Private markets have a structural problem that does not get enough attention. Capital flows in readily. Pension funds, endowments, and sovereign wealth funds have spent the last decade steadily increasing their private market allocations in search of the illiquidity premium. What they underestimated is how hard it is to get out.
The IPO market has not provided the relief valve it once did. Rising financing costs, wider bid-ask spreads, and macro uncertainty have made traditional exits harder to execute and easier to postpone. The result is a backlog that, by JPMorgan's estimate, now stands at roughly 30,000 portfolio companies globally, collectively representing around $3.7 trillion in unrealized value. Even in a strong year, public markets might absorb a hundred IPOs. The math on the rest does not work.
That gap is what the secondaries market exists to bridge, and right now it is doing so at record scale.
What secondaries actually are
The mechanics are straightforward. Rather than waiting for a fund or company to exit through an IPO or trade sale, an existing investor sells their stake to a new buyer through a negotiated transfer. Two structures dominate the market:
LP-led secondaries, where an existing limited partner sells their stake in a private asset to a new buyer. The GP consents but does not restructure the fund. GP-led secondaries, where the GP initiates a process to move one or more assets into a new vehicle, a continuation fund, enabling them to retain ownership of high-performing assets beyond the original fund term. LPs can choose to sell for cash or roll their exposure into the new vehicle.
GP-led transactions have been the faster-growing segment, and for good reason. They give GPs a mechanism to extend their hold on assets that aren't ready to exit at optimal valuations, while still offering liquidity to LPs who need it. For the right asset, it's a cleaner outcome than a forced sale into a weak market.
Why volumes are breaking records
Global transaction volumes for secondaries hit a record $226 billion in 2025, up 41% from 2024. Three forces are driving this simultaneously.
First, the sheer scale of private markets. AUM is projected to surpass $18 trillion by 2027, up from $10.8 trillion in 2022. A larger base of private assets mechanically generates more secondary flow as portfolios mature and investors rebalance.
Second, LP pressure. Endowments in the US are seeking more liquidity, and selling GP stakes previously invested in is one way to achieve that. Similarly, private equity firms need to realize investments valuations have gone up, and investors want their money back.
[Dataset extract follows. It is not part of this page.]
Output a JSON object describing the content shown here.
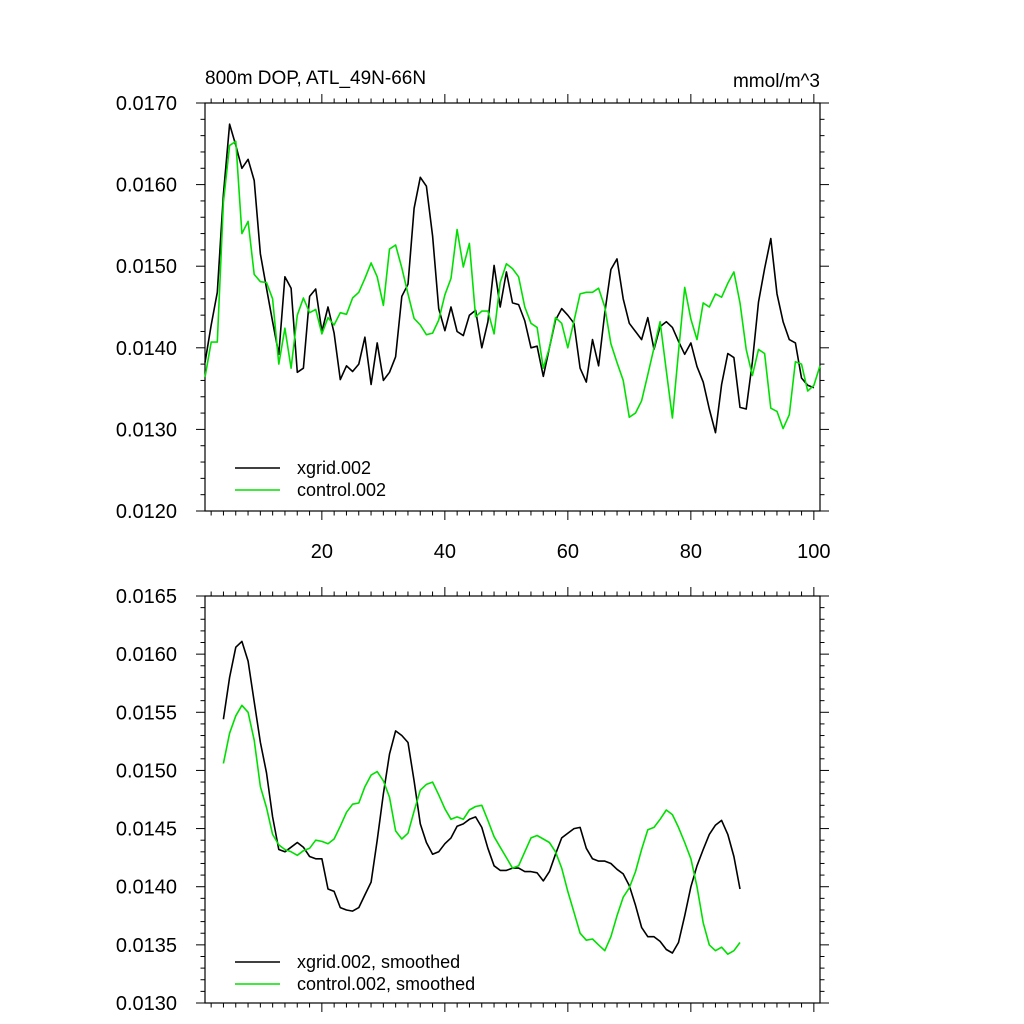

Third, and most structurally significant, the IPO bottleneck is not clearing. The pipeline of companies that would historically have gone public is instead aging on PE and VC balance sheets. Secondaries are absorbing what public markets cannot.
The risks that don't get enough airtime
The growth narrative is compelling, but secondaries are genuinely complex, and the risks are often underappreciated by newer participants in the space.
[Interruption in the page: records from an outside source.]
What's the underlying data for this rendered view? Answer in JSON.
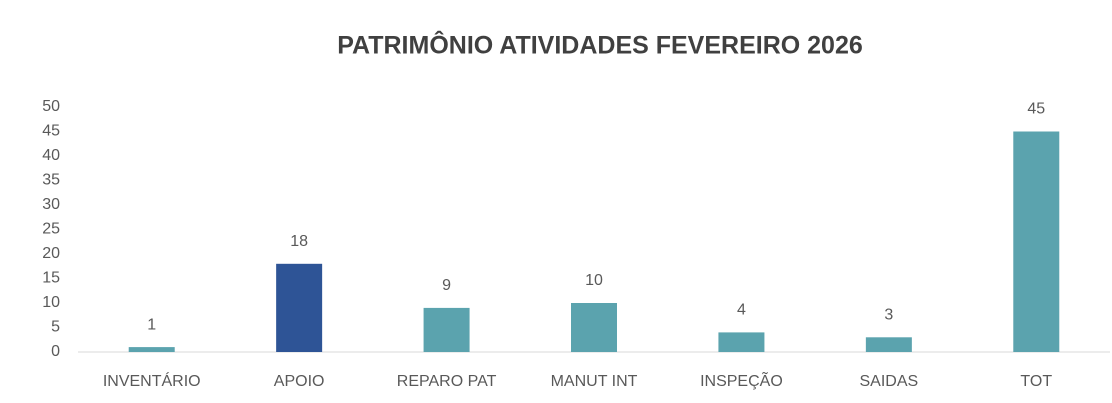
{
  "chart_data": {
    "type": "bar",
    "title": "PATRIMÔNIO ATIVIDADES FEVEREIRO 2026",
    "categories": [
      "INVENTÁRIO",
      "APOIO",
      "REPARO PAT",
      "MANUT INT",
      "INSPEÇÃO",
      "SAIDAS",
      "TOT"
    ],
    "values": [
      1,
      18,
      9,
      10,
      4,
      3,
      45
    ],
    "colors": [
      "#5ba3ae",
      "#2e5496",
      "#5ba3ae",
      "#5ba3ae",
      "#5ba3ae",
      "#5ba3ae",
      "#5ba3ae"
    ],
    "ylim": [
      0,
      50
    ],
    "yticks": [
      0,
      5,
      10,
      15,
      20,
      25,
      30,
      35,
      40,
      45,
      50
    ],
    "grid": false
  }
}
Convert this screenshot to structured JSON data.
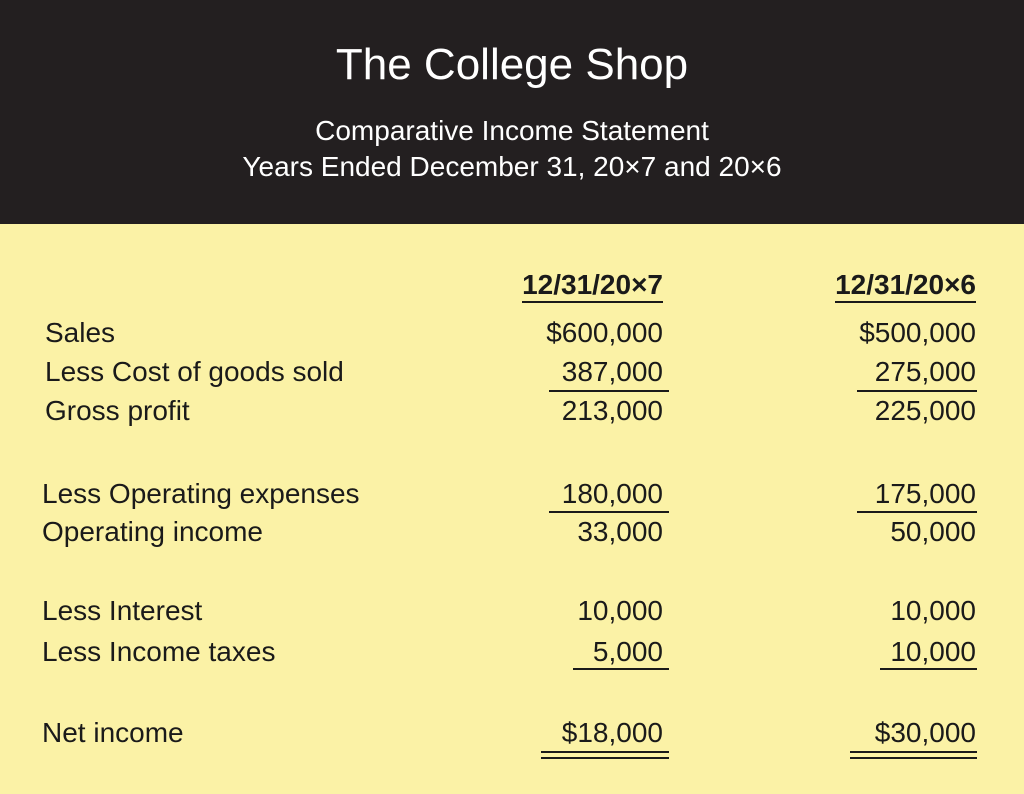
{
  "header": {
    "title": "The College Shop",
    "subtitle_line1": "Comparative Income Statement",
    "subtitle_line2": "Years Ended December 31, 20×7 and 20×6"
  },
  "columns": [
    "12/31/20×7",
    "12/31/20×6"
  ],
  "rows": [
    {
      "label": "Sales",
      "v1": "$600,000",
      "v2": "$500,000"
    },
    {
      "label": "Less Cost of goods sold",
      "v1": "387,000",
      "v2": "275,000"
    },
    {
      "label": "Gross profit",
      "v1": "213,000",
      "v2": "225,000"
    },
    {
      "label": "Less Operating expenses",
      "v1": "180,000",
      "v2": "175,000"
    },
    {
      "label": "Operating income",
      "v1": "33,000",
      "v2": "50,000"
    },
    {
      "label": "Less Interest",
      "v1": "10,000",
      "v2": "10,000"
    },
    {
      "label": "Less Income taxes",
      "v1": "5,000",
      "v2": "10,000"
    },
    {
      "label": "Net income",
      "v1": "$18,000",
      "v2": "$30,000"
    }
  ],
  "colors": {
    "header_bg": "#231f20",
    "page_bg": "#fbf2a6",
    "text": "#1a1a1a"
  }
}
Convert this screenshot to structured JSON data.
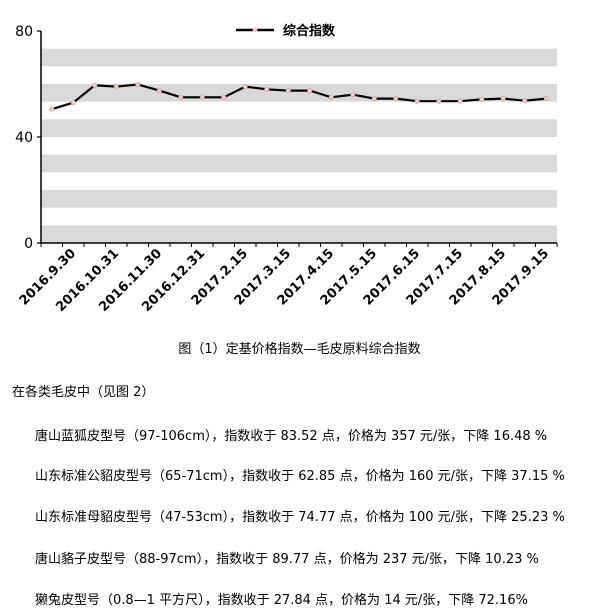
{
  "chart_data": {
    "type": "line",
    "title": "",
    "xlabel": "",
    "ylabel": "",
    "ylim": [
      0,
      80
    ],
    "yticks": [
      0,
      40,
      80
    ],
    "grid": "alternating horizontal bands",
    "legend_placement": "top-center",
    "tick_labels": [
      "2016.9.30",
      "2016.10.31",
      "2016.11.30",
      "2016.12.31",
      "2017.2.15",
      "2017.3.15",
      "2017.4.15",
      "2017.5.15",
      "2017.6.15",
      "2017.7.15",
      "2017.8.15",
      "2017.9.15"
    ],
    "series": [
      {
        "name": "综合指数",
        "color": "#000000",
        "marker_color": "#f4c7c7",
        "values": [
          50.5,
          53,
          59.5,
          59,
          59.8,
          57.5,
          55,
          55,
          55,
          59,
          58,
          57.5,
          57.5,
          55,
          56,
          54.5,
          54.5,
          53.5,
          53.5,
          53.5,
          54.2,
          54.5,
          53.7,
          54.5
        ]
      }
    ]
  },
  "caption": "图（1）定基价格指数—毛皮原料综合指数",
  "intro": "在各类毛皮中（见图 2）",
  "items": [
    "唐山蓝狐皮型号（97-106cm），指数收于 83.52 点，价格为 357 元/张，下降 16.48 %",
    "山东标准公貂皮型号（65-71cm），指数收于 62.85 点，价格为 160 元/张，下降 37.15 %",
    "山东标准母貂皮型号（47-53cm），指数收于 74.77 点，价格为 100 元/张，下降 25.23 %",
    "唐山貉子皮型号（88-97cm），指数收于 89.77 点，价格为 237 元/张，下降 10.23 %",
    "獭兔皮型号（0.8—1 平方尺），指数收于 27.84 点，价格为 14 元/张，下降 72.16%"
  ]
}
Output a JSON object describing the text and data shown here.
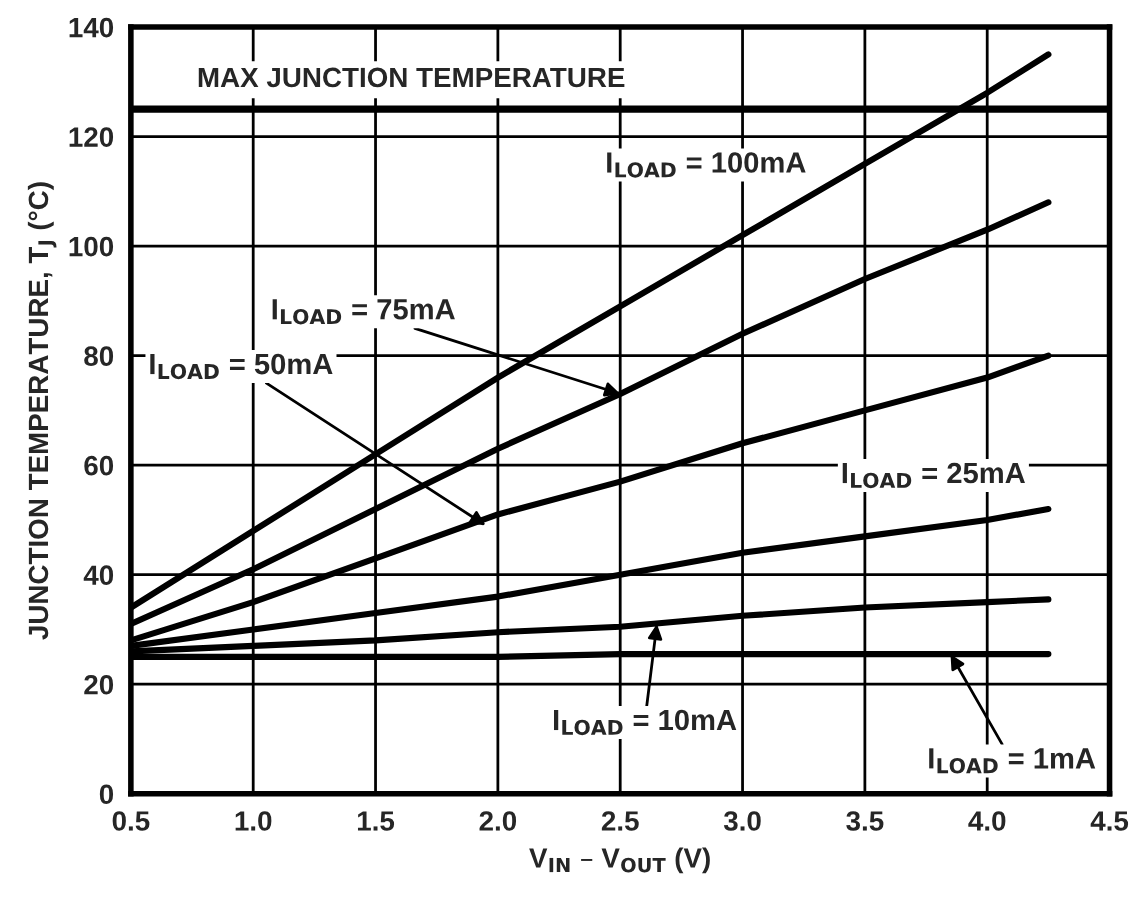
{
  "chart_data": {
    "type": "line",
    "xlabel": "V$_{IN}$ – V$_{OUT}$ (V)",
    "ylabel": "JUNCTION TEMPERATURE, T$_{J}$ (°C)",
    "x": [
      0.5,
      1.0,
      1.5,
      2.0,
      2.5,
      3.0,
      3.5,
      4.0,
      4.25
    ],
    "series": [
      {
        "color": "#000000",
        "values": [
          34,
          48,
          62,
          76,
          89,
          102,
          115,
          128,
          135
        ]
      },
      {
        "color": "#000000",
        "values": [
          31,
          41,
          52,
          63,
          73,
          84,
          94,
          103,
          108
        ]
      },
      {
        "color": "#000000",
        "values": [
          28,
          35,
          43,
          51,
          57,
          64,
          70,
          76,
          80
        ]
      },
      {
        "color": "#000000",
        "values": [
          27,
          30,
          33,
          36,
          40,
          44,
          47,
          50,
          52
        ]
      },
      {
        "color": "#000000",
        "values": [
          26,
          27,
          28,
          29.5,
          30.5,
          32.5,
          34,
          35,
          35.5
        ]
      },
      {
        "color": "#000000",
        "values": [
          25,
          25,
          25,
          25,
          25.5,
          25.5,
          25.5,
          25.5,
          25.5
        ]
      }
    ],
    "ref_lines": [
      {
        "axis": "y",
        "value": 125,
        "label": "MAX JUNCTION TEMPERATURE",
        "color": "#000000"
      }
    ],
    "annotations": [
      "I$_{LOAD}$ = 100mA",
      {
        "text": "I$_{LOAD}$ = 75mA",
        "x": 2.5,
        "y": 73
      },
      {
        "text": "I$_{LOAD}$ = 50mA",
        "x": 1.95,
        "y": 49
      },
      "I$_{LOAD}$ = 25mA",
      {
        "text": "I$_{LOAD}$ = 10mA",
        "x": 2.65,
        "y": 31
      },
      {
        "text": "I$_{LOAD}$ = 1mA",
        "x": 3.85,
        "y": 25.5
      }
    ],
    "xlim": [
      0.5,
      4.5
    ],
    "ylim": [
      0,
      140
    ],
    "xticks": [
      0.5,
      {
        "value": 1,
        "label": "1.0"
      },
      1.5,
      {
        "value": 2,
        "label": "2.0"
      },
      2.5,
      {
        "value": 3,
        "label": "3.0"
      },
      3.5,
      {
        "value": 4,
        "label": "4.0"
      },
      4.5
    ],
    "yticks": [
      0,
      20,
      40,
      60,
      80,
      100,
      120,
      140
    ],
    "grid": true,
    "marker": "none",
    "line_style": "solid",
    "legend": false
  }
}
Valuation is the central challenge. Key company information including financial statements is generally not publicly disclosed in private markets, and deals are often priced based on historical data that can lag market conditions. Buying at a discount to NAV sounds attractive until you realize that the NAV itself may be stale, and that the discount reflects information asymmetry as much as market dislocation.
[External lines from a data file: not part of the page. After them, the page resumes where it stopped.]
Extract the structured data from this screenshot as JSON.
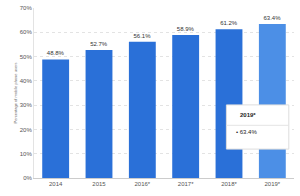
{
  "chart_data": {
    "type": "bar",
    "y_label": "Percentage of mobile phone users",
    "categories": [
      "2014",
      "2015",
      "2016*",
      "2017*",
      "2018*",
      "2019*"
    ],
    "values": [
      48.8,
      52.7,
      56.1,
      58.9,
      61.2,
      63.4
    ],
    "value_labels": [
      "48.8%",
      "52.7%",
      "56.1%",
      "58.9%",
      "61.2%",
      "63.4%"
    ],
    "colors": [
      "#2a70d8",
      "#2a70d8",
      "#2a70d8",
      "#2a70d8",
      "#2a70d8",
      "#4c8fe6"
    ],
    "ylim": [
      0,
      70
    ],
    "yticks": [
      {
        "value": 0,
        "label": "0%"
      },
      {
        "value": 10,
        "label": "10%"
      },
      {
        "value": 20,
        "label": "20%"
      },
      {
        "value": 30,
        "label": "30%"
      },
      {
        "value": 40,
        "label": "40%"
      },
      {
        "value": 50,
        "label": "50%"
      },
      {
        "value": 60,
        "label": "60%"
      },
      {
        "value": 70,
        "label": "70%"
      }
    ],
    "grid": true,
    "data_labels": true,
    "annotations": [
      "2019*",
      "• 63.4%"
    ]
  }
}
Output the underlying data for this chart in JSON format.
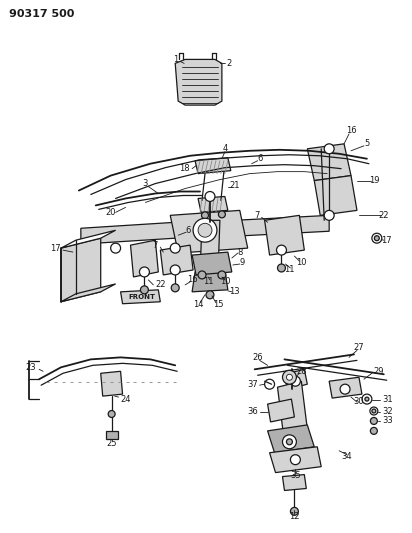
{
  "title": "90317 500",
  "bg_color": "#ffffff",
  "lw_thin": 0.6,
  "lw_med": 0.9,
  "lw_thick": 1.3,
  "color": "#1a1a1a",
  "gray_light": "#d4d4d4",
  "gray_med": "#b0b0b0",
  "gray_dark": "#888888"
}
A discount doesn't mean the company is cheap or doesn't have intrinsic value. There's a need to differentiate between selling at a discount versus selling at a loss. That distinction requires genuine underwriting capability, not just access to deal flow.
Investor protection is another concern that tends to get glossed over in the excitement around volume growth. There's a need for more regulation, especially as more retail investors get into this space. Private markets and secondaries are long-term investments, and there's a huge need to provide not just regulation, but also education. The democratisation of private markets is a real trend, but it is moving faster than the regulatory and educational infrastructure around it.
My read
Secondaries are one of the more interesting structural stories in private markets right now, precisely because the demand for the product is not discretionary. It is being generated by the architecture of the private markets themselves: long fund lives, illiquid assets, LP commitments that outlast their holders' liquidity needs. As long as the IPO market remains constrained and private market AUM keeps growing, secondary volumes will follow.
The more interesting question for investors is where in the capital structure the opportunity is best priced. LP-led transactions have become increasingly competitive as more capital has entered the space, compressing discounts. GP-led continuation vehicles remain more nuanced, the quality of the underlying assets varies enormously, and the GP's incentive to retain an asset is not always aligned with the LP's incentive to exit. Doing this well requires deep fundamental underwriting, not just deal execution.
The market is growing fast enough that average returns will likely compress. The dispersion between managers who can genuinely assess private company value and those riding the structural tailwind will widen. That is where the actual alpha in secondaries will be found over the next cycle.